Valeska von Roques'un sayısız tanığa ve zengin belgelere dayanarak kaleme aldığı "Papa'ya Komplo"da anlatılanlar ülkemizi de yakından ilgilendiriyor. Abdi İpekçi cinayeti ile adını ilk kez duyuran Ağca'nın nasıl biri olduğunu yakından izliyor, Türk gladyosunun aktörlerinin Batılı gizli servis örgütlerince nasıl korunduğunu da görüyorsunuz. Kitabında Oral Çelik'e de değinen yazar: "Onun anlattıklarıyla İtalyan yargıç Rosario Priore'nin soruşturmaları sonu ortaya çıkardıkları örtüşüyor", diyor. "Bu nedenle suikastta önemli bir rol oynamış olan Çelik'in açıklamaları çok ilginç kaynak olarak kabul edilmelidir." Akıcı anlatım ve değişik kurgu "Papa'ya Komplo" kitabına bir gerilim romanı akıcılığını veriyor.

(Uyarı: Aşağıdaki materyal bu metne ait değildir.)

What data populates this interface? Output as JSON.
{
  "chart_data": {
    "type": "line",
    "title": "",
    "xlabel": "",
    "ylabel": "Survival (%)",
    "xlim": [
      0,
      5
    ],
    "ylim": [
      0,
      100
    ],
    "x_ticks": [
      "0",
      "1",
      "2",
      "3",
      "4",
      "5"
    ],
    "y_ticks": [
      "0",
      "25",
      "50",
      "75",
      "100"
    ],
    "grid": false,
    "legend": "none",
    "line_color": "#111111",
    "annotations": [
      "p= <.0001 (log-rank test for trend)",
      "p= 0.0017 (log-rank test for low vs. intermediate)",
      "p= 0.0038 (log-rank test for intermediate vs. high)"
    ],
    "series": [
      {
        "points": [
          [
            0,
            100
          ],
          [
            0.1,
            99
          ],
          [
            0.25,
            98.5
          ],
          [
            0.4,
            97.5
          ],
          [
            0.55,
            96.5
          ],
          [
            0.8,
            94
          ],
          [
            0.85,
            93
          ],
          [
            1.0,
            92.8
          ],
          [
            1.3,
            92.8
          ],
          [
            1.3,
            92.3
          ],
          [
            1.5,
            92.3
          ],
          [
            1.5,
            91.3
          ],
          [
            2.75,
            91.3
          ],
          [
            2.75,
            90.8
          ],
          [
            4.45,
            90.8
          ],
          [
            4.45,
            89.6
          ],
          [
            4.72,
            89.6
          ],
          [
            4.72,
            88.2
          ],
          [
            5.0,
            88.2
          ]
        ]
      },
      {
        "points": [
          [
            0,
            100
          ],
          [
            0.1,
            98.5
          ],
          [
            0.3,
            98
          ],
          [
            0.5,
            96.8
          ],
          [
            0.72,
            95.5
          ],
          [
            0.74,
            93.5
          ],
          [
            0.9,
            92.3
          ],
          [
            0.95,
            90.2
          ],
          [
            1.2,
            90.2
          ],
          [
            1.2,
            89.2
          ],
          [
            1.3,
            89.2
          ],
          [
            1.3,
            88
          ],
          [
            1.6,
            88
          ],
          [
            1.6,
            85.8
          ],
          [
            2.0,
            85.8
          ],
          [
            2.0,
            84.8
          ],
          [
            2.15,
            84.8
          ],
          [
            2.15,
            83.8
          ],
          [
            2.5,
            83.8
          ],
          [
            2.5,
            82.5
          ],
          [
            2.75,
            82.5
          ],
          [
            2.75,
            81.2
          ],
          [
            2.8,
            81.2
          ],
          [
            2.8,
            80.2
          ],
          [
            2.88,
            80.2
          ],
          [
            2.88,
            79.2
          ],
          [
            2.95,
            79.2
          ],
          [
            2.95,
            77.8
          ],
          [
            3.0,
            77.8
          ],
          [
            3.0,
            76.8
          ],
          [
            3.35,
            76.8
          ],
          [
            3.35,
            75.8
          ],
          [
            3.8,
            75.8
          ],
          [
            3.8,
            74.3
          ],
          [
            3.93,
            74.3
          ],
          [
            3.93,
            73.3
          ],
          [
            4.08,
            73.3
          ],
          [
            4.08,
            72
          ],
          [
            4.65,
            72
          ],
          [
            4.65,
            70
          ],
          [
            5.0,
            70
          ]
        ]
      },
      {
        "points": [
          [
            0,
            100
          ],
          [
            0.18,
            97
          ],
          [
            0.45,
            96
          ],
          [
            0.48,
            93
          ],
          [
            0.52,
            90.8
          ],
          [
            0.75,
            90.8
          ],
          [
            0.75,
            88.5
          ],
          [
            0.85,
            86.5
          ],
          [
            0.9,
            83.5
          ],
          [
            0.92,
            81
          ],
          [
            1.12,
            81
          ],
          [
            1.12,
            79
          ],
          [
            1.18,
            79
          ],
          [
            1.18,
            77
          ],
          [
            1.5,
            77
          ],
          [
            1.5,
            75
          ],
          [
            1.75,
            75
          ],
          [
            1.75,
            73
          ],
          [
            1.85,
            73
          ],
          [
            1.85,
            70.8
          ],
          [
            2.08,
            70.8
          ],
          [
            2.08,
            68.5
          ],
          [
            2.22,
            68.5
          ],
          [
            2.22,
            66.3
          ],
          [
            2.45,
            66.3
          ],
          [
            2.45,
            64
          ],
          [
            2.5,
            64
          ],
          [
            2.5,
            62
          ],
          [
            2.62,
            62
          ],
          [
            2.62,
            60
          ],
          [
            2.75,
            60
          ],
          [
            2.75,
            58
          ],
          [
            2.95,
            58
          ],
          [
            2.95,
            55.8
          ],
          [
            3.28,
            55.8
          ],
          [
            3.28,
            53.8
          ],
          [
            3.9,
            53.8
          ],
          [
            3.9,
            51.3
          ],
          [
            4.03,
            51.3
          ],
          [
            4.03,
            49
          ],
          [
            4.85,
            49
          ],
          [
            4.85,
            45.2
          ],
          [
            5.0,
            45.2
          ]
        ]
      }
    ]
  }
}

Sedat Peker için birkaç yıl önce bir TV röportajında: "O botokslu mafya lideri", diyen Ağca'nın şu sıralar İstanbul'da yaşadığı söyleniyor. 2009 yılında İtalyan Diva e Donna dergisine yaptığı açıklamada iki yıl önce din değiştirerek Katolik olduğunu söylemiş ve: "2010 yılında serbest kalınca Roma'ya gelip sevgili kardeşim Wojtyla'nın mezarını ziyaret etmek istiyorum", diye eklemişti. İki yıl önce de İngiliz Mirror gazetesine şunları söylemişti: „Papa suikastta ölmediği için çok mutluyum… O benim için kardeş gibi olmuştu. 2005'te öldüğünde kendimi kardeşim ya da en iyi arkadaşım ölmüş gibi hissettmiştim.” İngiliz gazetecinin yazdığına göre Mehmet Ali Ağca İstanbul'da sokak hayvanlarına bakarak günlerini geçiriyor!

(*) "Papa'ya Komplo" / Valeska von Roques/ Çeviren: Ahmet Arpad/ Yordam Kitap/ Ocak 2008/ 224 s.